Jenifer, share a bit about yourself, and your own journey in becoming an entrepreneur.

I have a Master degree in Chemistry and a PhD in Biochemistry and Tech platform development.  I dedicated about 10 years of my career developing tech platforms for accelerating the discovery of new therapies for different types of diseases. I worked both in academia and in biotech. My passion for gender balance and diversity in the workplace has always been there, and it became stronger the last years when I saw myself and other women struggling in career advancing due to the gender norms and (un)conscious bias still sadly present in society and especially in the workplace. This passion for changing the norms was the trigger for starting my own company where I could both build a company free of societal norms and build a tech tool that would accelerate gender balance and diversity.

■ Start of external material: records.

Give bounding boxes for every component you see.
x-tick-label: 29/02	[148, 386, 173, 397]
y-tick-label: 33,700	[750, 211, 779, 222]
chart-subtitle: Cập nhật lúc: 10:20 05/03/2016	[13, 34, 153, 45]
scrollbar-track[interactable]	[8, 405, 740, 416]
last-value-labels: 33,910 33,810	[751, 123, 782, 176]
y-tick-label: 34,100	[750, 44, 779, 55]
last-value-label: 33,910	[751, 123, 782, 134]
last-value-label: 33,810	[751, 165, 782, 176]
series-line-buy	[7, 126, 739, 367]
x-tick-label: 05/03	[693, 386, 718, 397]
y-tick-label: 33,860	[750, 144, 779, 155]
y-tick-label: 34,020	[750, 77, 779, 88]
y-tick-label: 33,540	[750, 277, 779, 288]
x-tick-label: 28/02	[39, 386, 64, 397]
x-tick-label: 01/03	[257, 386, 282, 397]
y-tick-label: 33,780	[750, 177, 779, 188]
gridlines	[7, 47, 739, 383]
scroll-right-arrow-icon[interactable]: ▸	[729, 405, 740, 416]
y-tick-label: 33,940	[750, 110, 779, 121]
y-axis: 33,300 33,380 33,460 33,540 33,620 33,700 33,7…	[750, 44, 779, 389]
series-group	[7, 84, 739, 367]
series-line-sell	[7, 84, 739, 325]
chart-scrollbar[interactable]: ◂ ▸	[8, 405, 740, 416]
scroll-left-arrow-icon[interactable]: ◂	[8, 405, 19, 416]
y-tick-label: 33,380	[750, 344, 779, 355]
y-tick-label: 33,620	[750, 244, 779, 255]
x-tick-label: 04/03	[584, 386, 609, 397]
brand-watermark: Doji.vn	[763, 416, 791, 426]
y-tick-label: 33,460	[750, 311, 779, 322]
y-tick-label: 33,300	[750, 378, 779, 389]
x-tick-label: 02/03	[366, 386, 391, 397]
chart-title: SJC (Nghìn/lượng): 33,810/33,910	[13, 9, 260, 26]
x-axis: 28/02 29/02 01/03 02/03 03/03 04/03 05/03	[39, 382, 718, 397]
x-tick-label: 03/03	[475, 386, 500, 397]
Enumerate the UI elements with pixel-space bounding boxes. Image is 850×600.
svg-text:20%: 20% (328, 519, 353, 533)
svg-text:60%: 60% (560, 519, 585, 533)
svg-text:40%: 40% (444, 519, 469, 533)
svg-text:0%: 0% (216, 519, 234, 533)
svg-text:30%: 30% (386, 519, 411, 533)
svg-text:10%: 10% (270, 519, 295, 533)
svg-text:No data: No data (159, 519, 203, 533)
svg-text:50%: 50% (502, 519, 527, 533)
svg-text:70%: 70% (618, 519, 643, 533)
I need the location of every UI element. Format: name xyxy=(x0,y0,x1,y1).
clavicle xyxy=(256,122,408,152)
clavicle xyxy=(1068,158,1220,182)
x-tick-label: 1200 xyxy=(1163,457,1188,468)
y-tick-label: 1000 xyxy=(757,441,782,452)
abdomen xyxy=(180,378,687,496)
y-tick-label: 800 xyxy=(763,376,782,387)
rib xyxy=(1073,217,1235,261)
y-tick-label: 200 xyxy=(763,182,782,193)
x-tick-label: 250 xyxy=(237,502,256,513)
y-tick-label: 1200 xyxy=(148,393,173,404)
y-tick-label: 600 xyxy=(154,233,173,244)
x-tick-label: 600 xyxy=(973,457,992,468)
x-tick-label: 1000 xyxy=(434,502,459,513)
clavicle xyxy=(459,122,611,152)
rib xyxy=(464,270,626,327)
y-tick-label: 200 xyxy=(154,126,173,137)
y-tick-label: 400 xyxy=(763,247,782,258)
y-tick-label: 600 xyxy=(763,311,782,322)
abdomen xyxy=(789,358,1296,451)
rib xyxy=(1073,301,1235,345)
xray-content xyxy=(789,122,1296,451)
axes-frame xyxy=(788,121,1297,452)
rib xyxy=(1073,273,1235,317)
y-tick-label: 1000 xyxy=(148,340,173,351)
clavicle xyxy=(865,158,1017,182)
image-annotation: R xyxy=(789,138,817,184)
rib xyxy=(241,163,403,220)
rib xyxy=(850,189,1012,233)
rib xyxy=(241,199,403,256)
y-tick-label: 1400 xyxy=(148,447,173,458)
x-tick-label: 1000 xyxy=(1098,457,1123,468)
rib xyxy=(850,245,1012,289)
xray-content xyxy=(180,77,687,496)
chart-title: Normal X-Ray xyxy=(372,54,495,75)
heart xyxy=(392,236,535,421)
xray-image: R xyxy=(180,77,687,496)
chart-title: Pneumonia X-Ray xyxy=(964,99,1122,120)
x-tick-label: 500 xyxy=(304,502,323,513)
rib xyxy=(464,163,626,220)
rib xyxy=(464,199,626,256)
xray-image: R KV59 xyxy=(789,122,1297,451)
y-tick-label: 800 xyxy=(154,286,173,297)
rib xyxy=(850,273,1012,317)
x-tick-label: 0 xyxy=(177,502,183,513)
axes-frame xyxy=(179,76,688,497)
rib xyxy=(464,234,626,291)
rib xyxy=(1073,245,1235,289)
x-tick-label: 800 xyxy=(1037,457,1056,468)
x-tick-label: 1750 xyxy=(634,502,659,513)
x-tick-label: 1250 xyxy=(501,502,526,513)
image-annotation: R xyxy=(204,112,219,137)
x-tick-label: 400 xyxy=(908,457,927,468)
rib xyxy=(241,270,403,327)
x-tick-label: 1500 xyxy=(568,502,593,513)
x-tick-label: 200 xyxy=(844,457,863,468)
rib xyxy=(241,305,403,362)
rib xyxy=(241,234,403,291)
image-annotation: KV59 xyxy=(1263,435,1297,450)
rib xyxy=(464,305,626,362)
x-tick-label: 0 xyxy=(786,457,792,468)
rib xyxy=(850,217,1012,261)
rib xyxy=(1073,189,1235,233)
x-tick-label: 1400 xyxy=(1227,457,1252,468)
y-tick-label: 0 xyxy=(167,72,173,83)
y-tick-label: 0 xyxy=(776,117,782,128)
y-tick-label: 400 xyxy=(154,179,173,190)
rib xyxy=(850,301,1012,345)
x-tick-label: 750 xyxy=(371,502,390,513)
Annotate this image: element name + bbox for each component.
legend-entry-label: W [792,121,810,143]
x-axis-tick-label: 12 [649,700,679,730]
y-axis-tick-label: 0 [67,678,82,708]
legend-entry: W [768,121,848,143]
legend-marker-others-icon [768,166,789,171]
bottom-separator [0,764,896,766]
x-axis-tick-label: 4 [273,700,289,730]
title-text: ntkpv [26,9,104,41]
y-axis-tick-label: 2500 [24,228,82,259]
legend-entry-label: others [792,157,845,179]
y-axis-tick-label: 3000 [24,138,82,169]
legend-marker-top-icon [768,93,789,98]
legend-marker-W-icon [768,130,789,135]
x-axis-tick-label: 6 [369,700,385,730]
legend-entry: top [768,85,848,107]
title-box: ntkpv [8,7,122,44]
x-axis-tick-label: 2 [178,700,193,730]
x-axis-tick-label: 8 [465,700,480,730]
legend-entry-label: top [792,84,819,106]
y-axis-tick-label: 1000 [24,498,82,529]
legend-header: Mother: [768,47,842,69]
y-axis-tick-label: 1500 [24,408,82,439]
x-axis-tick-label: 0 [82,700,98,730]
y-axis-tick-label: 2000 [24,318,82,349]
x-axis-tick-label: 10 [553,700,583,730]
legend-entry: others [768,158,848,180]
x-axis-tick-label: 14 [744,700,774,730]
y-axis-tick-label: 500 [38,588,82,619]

How does the content we created for RISE challenge the excising barriers for women in entrepreneurship?

The program will help them understand what is actually necessary to become a great and effective entrepreneur and will provide them with tools to do so. It will help them to undergo a personal and professional development, where they will learn to overcome their own stereotypes (self-bias) and build their own self-worth and confidence in a counter-stereotypic field, as entrepreneurship is for women while learning all the theoretical and practical knowledge to build a start-up. Being a good entrepreneur is the combination of having the right knowledge, access to resources, passion, self-worth and confidence.

Why do you believe using the DD-tool is important in entrepreneurship?

Entrepreneurship is still today a male-dominated field. The perception that a successful entrepreneur is the one with a “type A behaviour” (competitive, ambitious and aggressive) is one of the main reasons women do not think they belong within the entrepreneurship world. Using the DD-tool is very important for ensuring that the language used in communication is inclusive and doesn’t contain male-connoted words, which are discouraging women from pursuing entrepreneurship. Women do not feel attracted by male-connoted words, as men do, due to the pre-existing societal stereotypes where they were born in and the experiences they had during their childhood and adulthood.

How can we do more to overcome the inner and outer barriers in the universities and the startup scene in general?

A well-known strategy is to have role models in counter-stereotypic positions, such as in STEM education, tech, leadership and entrepreneurship. Women role models have shown to have a great impact on women’s perception of their own potential and skills, and in men’s perception of women’s abilities to succeed in counter-stereotypic positions.